Cassie is completely over the moon about the twins, seemingly not caring which one wants to bone her. She’s done a full 180 away from Phoebe it seems.

Who is Phoebe, I don’t know her

Phoebe is two seconds away from losing it, and Jessie’s terrible advice of playing mind games with Cassie doesn’t seem to help the matter.

if you tell me to learn French mate, I swear to god

She says she’s not one to get into competition over someone, and honestly this woman might steal the Queen title off Cynthia at this stage. YES, GIRL. Love yourself.

Then Luke or Josh, IDK because I haven’t bothered to learn yet, tells Gerard he’s keen on Anna. Gerard gives the best stink-eye of the series so far in response.

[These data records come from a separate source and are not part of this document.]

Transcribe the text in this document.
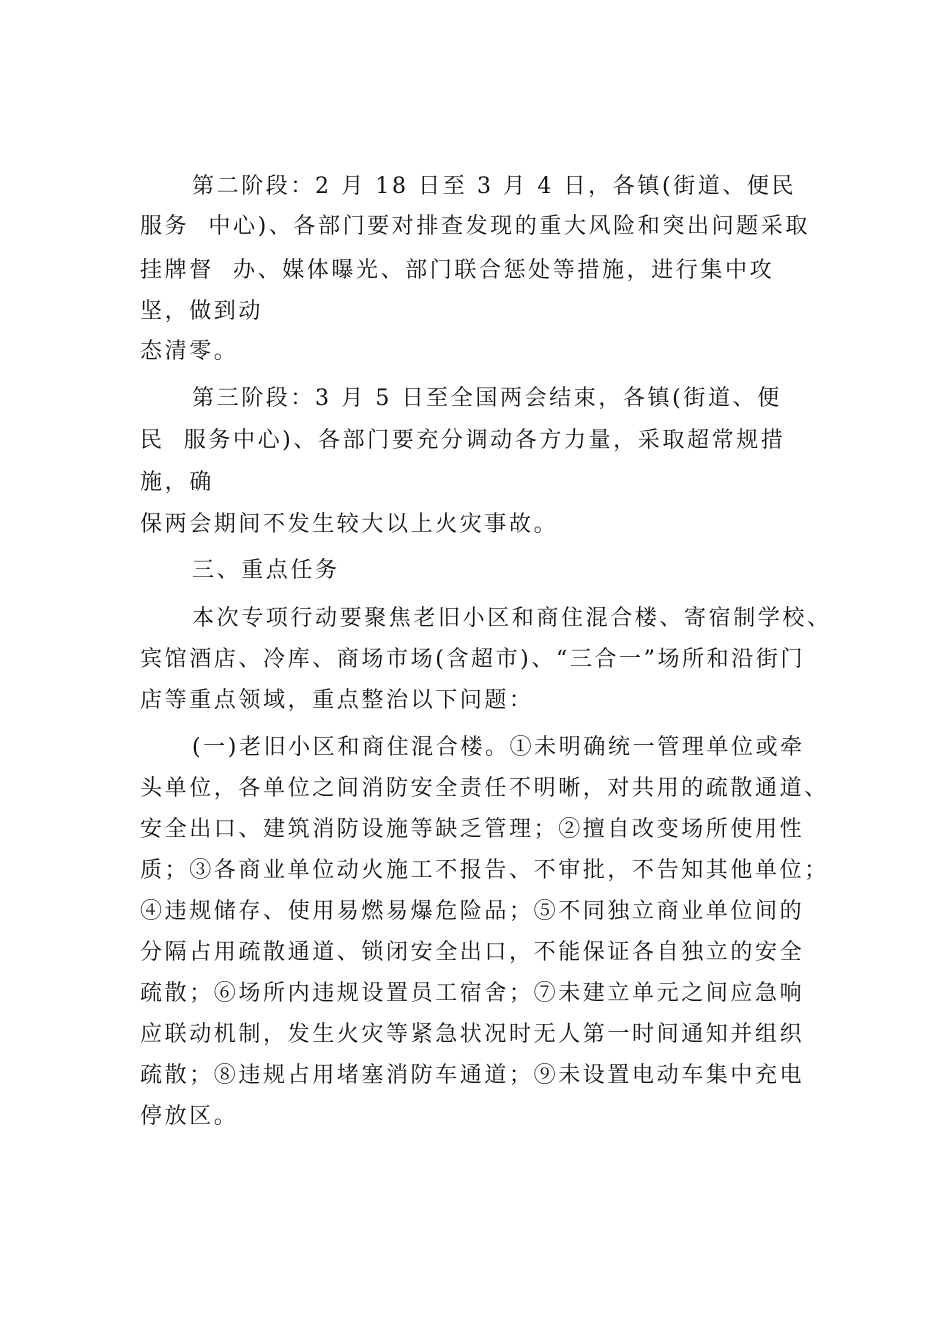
第二阶段：2 月 18 日至 3 月 4 日，各镇(街道、便民
服务  中心)、各部门要对排查发现的重大风险和突出问题采取
挂牌督  办、媒体曝光、部门联合惩处等措施，进行集中攻
坚，做到动
态清零。
第三阶段：3 月 5 日至全国两会结束，各镇(街道、便
民  服务中心)、各部门要充分调动各方力量，采取超常规措
施，确
保两会期间不发生较大以上火灾事故。
三、重点任务
本次专项行动要聚焦老旧小区和商住混合楼、寄宿制学校、
宾馆酒店、冷库、商场市场(含超市)、“三合一”场所和沿街门
店等重点领域，重点整治以下问题：
(一)老旧小区和商住混合楼。①未明确统一管理单位或牵
头单位，各单位之间消防安全责任不明晰，对共用的疏散通道、
安全出口、建筑消防设施等缺乏管理；②擅自改变场所使用性
质；③各商业单位动火施工不报告、不审批，不告知其他单位；
④违规储存、使用易燃易爆危险品；⑤不同独立商业单位间的
分隔占用疏散通道、锁闭安全出口，不能保证各自独立的安全
疏散；⑥场所内违规设置员工宿舍；⑦未建立单元之间应急响
应联动机制，发生火灾等紧急状况时无人第一时间通知并组织
疏散；⑧违规占用堵塞消防车通道；⑨未设置电动车集中充电
停放区。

i will shit inside your pillowcast, c*nt

Then it’s time for what we all knew was coming – a Phoebe/Cass showdown over Cassie’s flirt-fest with the twins. Phoebe approaches it really cautiously, saying she feels a bit manipulated and used because it looks like Cassie just chose to couple with her to stay in the villa. Cassie is like:

I cannot believe you are mad at me for ignoring you all day and mentally dumping you

Cassie starts crying, not because she’s hurt Phoebe’s feelings but because she “doesn’t want people to think she’s not genuine”. It’s painfully clear Cassie is more concerned that us viewers will think she’s a two-faced fake than she is about Phoebe’s feelings. Guess the fuck what Cassie, we see you!

“Phoebe there’s cameras can you not call me manipulative rn”

LOOK – Cassie may well have been serious about Phoebe and then met the twins and changed her mind. That’s fine, but I’m as suss as Phoebs on this one – VERY convenient that she chose to couple up with a woman, meaning a dude would go home, rather than be left as the only gal in the villa without a man who was pursuing her, y’know? It smells like shit, which means it likely IS shit.

Then the brothers get a text – they each get to choose someone for a date. Looks like they’re both choosing Cassie, so shit is likely to hit the fan a bit more tonight. Thank GOD.